The problem then boils down to select the n/2 smallest values of the list. To do this I store the n/2 first values in the 2MB buffer. I then organize them into a heap with the biggest at the top. I then process the remaining n/2 values. When one of these values is bigger than the heap top value, it is skipped. If it is smaller, the heap biggest value is replaced with the smaller value and the heap is restored to get the biggest value at the top. When all the n/2 values have been processed, the 2MB buffer contains the n/2 smallest values of the million integer list.

Since it is already organized as a heap one can use heap sort to sort it. Pick the biggest value at the top and swap it with the last value of the list and restore heap to get the next biggest value at the top. Swap it with the last unsorted value and proceed until the heap length is reduced to one element.

Apply the same algorithm with the n/2 biggest value but using a heap with the smallest value at the top.

This algorithm requires two passes over the million integer, and uses nothing more than the 2MB buffer.

The complexity is O(nlog).


I am in the process of writing a program to sort one million 32bit integers in 2MB in RAM.

The trick is to notice that sorting the numbers loses information. One million sorted numbers take (in theory) log_2 (1000000!) less bits to store than the same numbers shuffled randomly. That's around 18488884.82 bits.

So you get an ideal storage requirement of +32000000-18488884=13511116 bits. That's about 1.6MB (thus less than 2MB). If you're clever you'll stay close enough to the theoretical limit in your implementation.

Strangely bz2 seems to be able to compress my list of random numbers (in a binary file) to 164KB. That's even less than what my theory says.

At first I suspected my pseudo-random number generator (/dev/urandom on a recent Ubuntu) my produce hidden patterns. But I since tested it on true random numbers from random.org. Same result.

I'll investigate.


I believe your ideal storage requirement, but what's the time complexity of your algorithm, and could you describe it in more detail than "clever"?

I'm pretty sure random reads and writes on any compressed form will be worse than O(1), and I'm pretty sure your sort will do O(n log n) of those, so I believe your algorithm is asymptotically (and in practice for n = 1 million) slower than chmike's two-pass algorithm.

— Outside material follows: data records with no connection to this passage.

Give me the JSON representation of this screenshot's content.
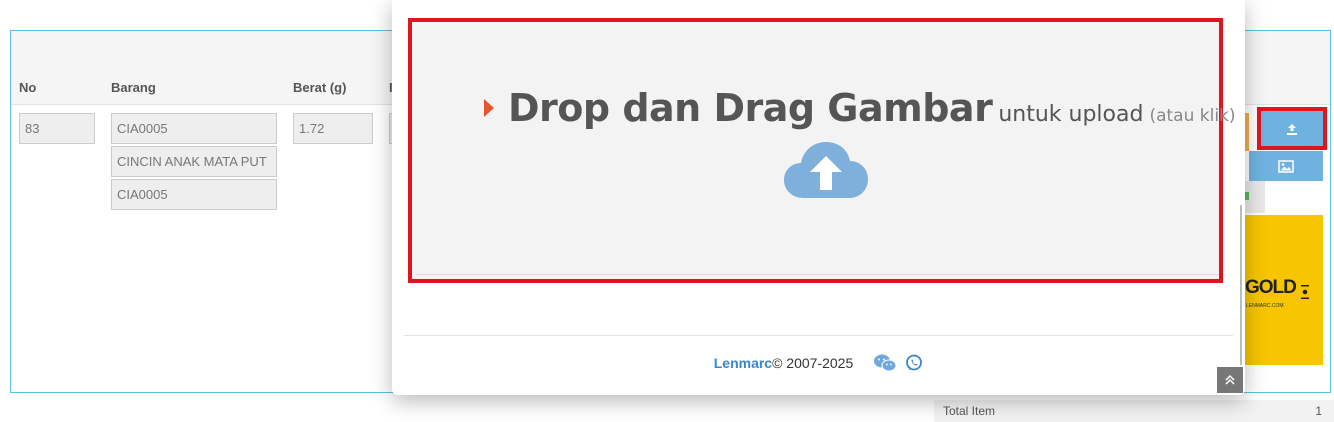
{
  "table": {
    "headers": [
      "No",
      "Barang",
      "Berat (g)",
      "I"
    ],
    "row": {
      "no": "83",
      "barang_code": "CIA0005",
      "barang_name": "CINCIN ANAK MATA PUT",
      "barang_code2": "CIA0005",
      "berat": "1.72"
    }
  },
  "gold_banner": {
    "text": "GOLD",
    "sub": "LENMARC.COM"
  },
  "summary": {
    "label": "Total Item",
    "value": "1"
  },
  "dropzone": {
    "title": "Drop dan Drag Gambar",
    "subtitle": "untuk upload",
    "hint": "(atau klik)",
    "icon": "cloud-upload-icon"
  },
  "footer": {
    "brand": "Lenmarc",
    "copyright": " © 2007-2025"
  },
  "colors": {
    "accent_blue": "#6fb2e0",
    "highlight_red": "#e0141e",
    "gold": "#f7c600",
    "arrow_orange": "#e8532f"
  }
}
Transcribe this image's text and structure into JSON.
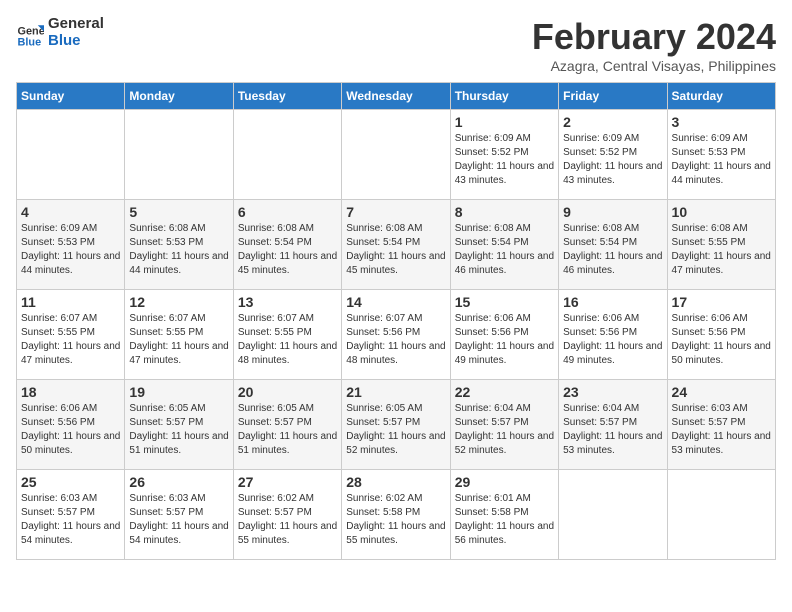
{
  "logo": {
    "line1": "General",
    "line2": "Blue"
  },
  "title": "February 2024",
  "location": "Azagra, Central Visayas, Philippines",
  "days_header": [
    "Sunday",
    "Monday",
    "Tuesday",
    "Wednesday",
    "Thursday",
    "Friday",
    "Saturday"
  ],
  "weeks": [
    [
      {
        "day": "",
        "info": ""
      },
      {
        "day": "",
        "info": ""
      },
      {
        "day": "",
        "info": ""
      },
      {
        "day": "",
        "info": ""
      },
      {
        "day": "1",
        "info": "Sunrise: 6:09 AM\nSunset: 5:52 PM\nDaylight: 11 hours and 43 minutes."
      },
      {
        "day": "2",
        "info": "Sunrise: 6:09 AM\nSunset: 5:52 PM\nDaylight: 11 hours and 43 minutes."
      },
      {
        "day": "3",
        "info": "Sunrise: 6:09 AM\nSunset: 5:53 PM\nDaylight: 11 hours and 44 minutes."
      }
    ],
    [
      {
        "day": "4",
        "info": "Sunrise: 6:09 AM\nSunset: 5:53 PM\nDaylight: 11 hours and 44 minutes."
      },
      {
        "day": "5",
        "info": "Sunrise: 6:08 AM\nSunset: 5:53 PM\nDaylight: 11 hours and 44 minutes."
      },
      {
        "day": "6",
        "info": "Sunrise: 6:08 AM\nSunset: 5:54 PM\nDaylight: 11 hours and 45 minutes."
      },
      {
        "day": "7",
        "info": "Sunrise: 6:08 AM\nSunset: 5:54 PM\nDaylight: 11 hours and 45 minutes."
      },
      {
        "day": "8",
        "info": "Sunrise: 6:08 AM\nSunset: 5:54 PM\nDaylight: 11 hours and 46 minutes."
      },
      {
        "day": "9",
        "info": "Sunrise: 6:08 AM\nSunset: 5:54 PM\nDaylight: 11 hours and 46 minutes."
      },
      {
        "day": "10",
        "info": "Sunrise: 6:08 AM\nSunset: 5:55 PM\nDaylight: 11 hours and 47 minutes."
      }
    ],
    [
      {
        "day": "11",
        "info": "Sunrise: 6:07 AM\nSunset: 5:55 PM\nDaylight: 11 hours and 47 minutes."
      },
      {
        "day": "12",
        "info": "Sunrise: 6:07 AM\nSunset: 5:55 PM\nDaylight: 11 hours and 47 minutes."
      },
      {
        "day": "13",
        "info": "Sunrise: 6:07 AM\nSunset: 5:55 PM\nDaylight: 11 hours and 48 minutes."
      },
      {
        "day": "14",
        "info": "Sunrise: 6:07 AM\nSunset: 5:56 PM\nDaylight: 11 hours and 48 minutes."
      },
      {
        "day": "15",
        "info": "Sunrise: 6:06 AM\nSunset: 5:56 PM\nDaylight: 11 hours and 49 minutes."
      },
      {
        "day": "16",
        "info": "Sunrise: 6:06 AM\nSunset: 5:56 PM\nDaylight: 11 hours and 49 minutes."
      },
      {
        "day": "17",
        "info": "Sunrise: 6:06 AM\nSunset: 5:56 PM\nDaylight: 11 hours and 50 minutes."
      }
    ],
    [
      {
        "day": "18",
        "info": "Sunrise: 6:06 AM\nSunset: 5:56 PM\nDaylight: 11 hours and 50 minutes."
      },
      {
        "day": "19",
        "info": "Sunrise: 6:05 AM\nSunset: 5:57 PM\nDaylight: 11 hours and 51 minutes."
      },
      {
        "day": "20",
        "info": "Sunrise: 6:05 AM\nSunset: 5:57 PM\nDaylight: 11 hours and 51 minutes."
      },
      {
        "day": "21",
        "info": "Sunrise: 6:05 AM\nSunset: 5:57 PM\nDaylight: 11 hours and 52 minutes."
      },
      {
        "day": "22",
        "info": "Sunrise: 6:04 AM\nSunset: 5:57 PM\nDaylight: 11 hours and 52 minutes."
      },
      {
        "day": "23",
        "info": "Sunrise: 6:04 AM\nSunset: 5:57 PM\nDaylight: 11 hours and 53 minutes."
      },
      {
        "day": "24",
        "info": "Sunrise: 6:03 AM\nSunset: 5:57 PM\nDaylight: 11 hours and 53 minutes."
      }
    ],
    [
      {
        "day": "25",
        "info": "Sunrise: 6:03 AM\nSunset: 5:57 PM\nDaylight: 11 hours and 54 minutes."
      },
      {
        "day": "26",
        "info": "Sunrise: 6:03 AM\nSunset: 5:57 PM\nDaylight: 11 hours and 54 minutes."
      },
      {
        "day": "27",
        "info": "Sunrise: 6:02 AM\nSunset: 5:57 PM\nDaylight: 11 hours and 55 minutes."
      },
      {
        "day": "28",
        "info": "Sunrise: 6:02 AM\nSunset: 5:58 PM\nDaylight: 11 hours and 55 minutes."
      },
      {
        "day": "29",
        "info": "Sunrise: 6:01 AM\nSunset: 5:58 PM\nDaylight: 11 hours and 56 minutes."
      },
      {
        "day": "",
        "info": ""
      },
      {
        "day": "",
        "info": ""
      }
    ]
  ]
}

I was thinking along eru's lines. The specifics I came up with: 1) Compress sorted lists by encoding the differences between successive numbers using a code that's shorter for smaller numbers. 2) Use in-memory merge sort. That way you don't need random access to the lists, and it's overall O(n log n). 3) In order to merge large lists when memory is already almost full, divide the lists into blocks, allocate blocks for the merged list while you're deallocating blocks from the two source lists. 4) To do this in Python, use the "array" module.


Ah, I made a mistake with compressing the real file - I assumed 2 Million 16 Bit numbers.

Using 1 Million 32 Bit numbers I still get down to 1891867 Bytes with 7zip. That's less than 2 MB but more than the theoretic minimum of 13511116 bits (=1688889.5 Byte).


[deleted]


He explains when he talks about "heap". See http://en.wikipedia.org/wiki/Heap_(data_structure)


http://netlib.bell-labs.com/cm/cs/pearls/cto.html

Millions of numbers in a single megabyte may be interesting.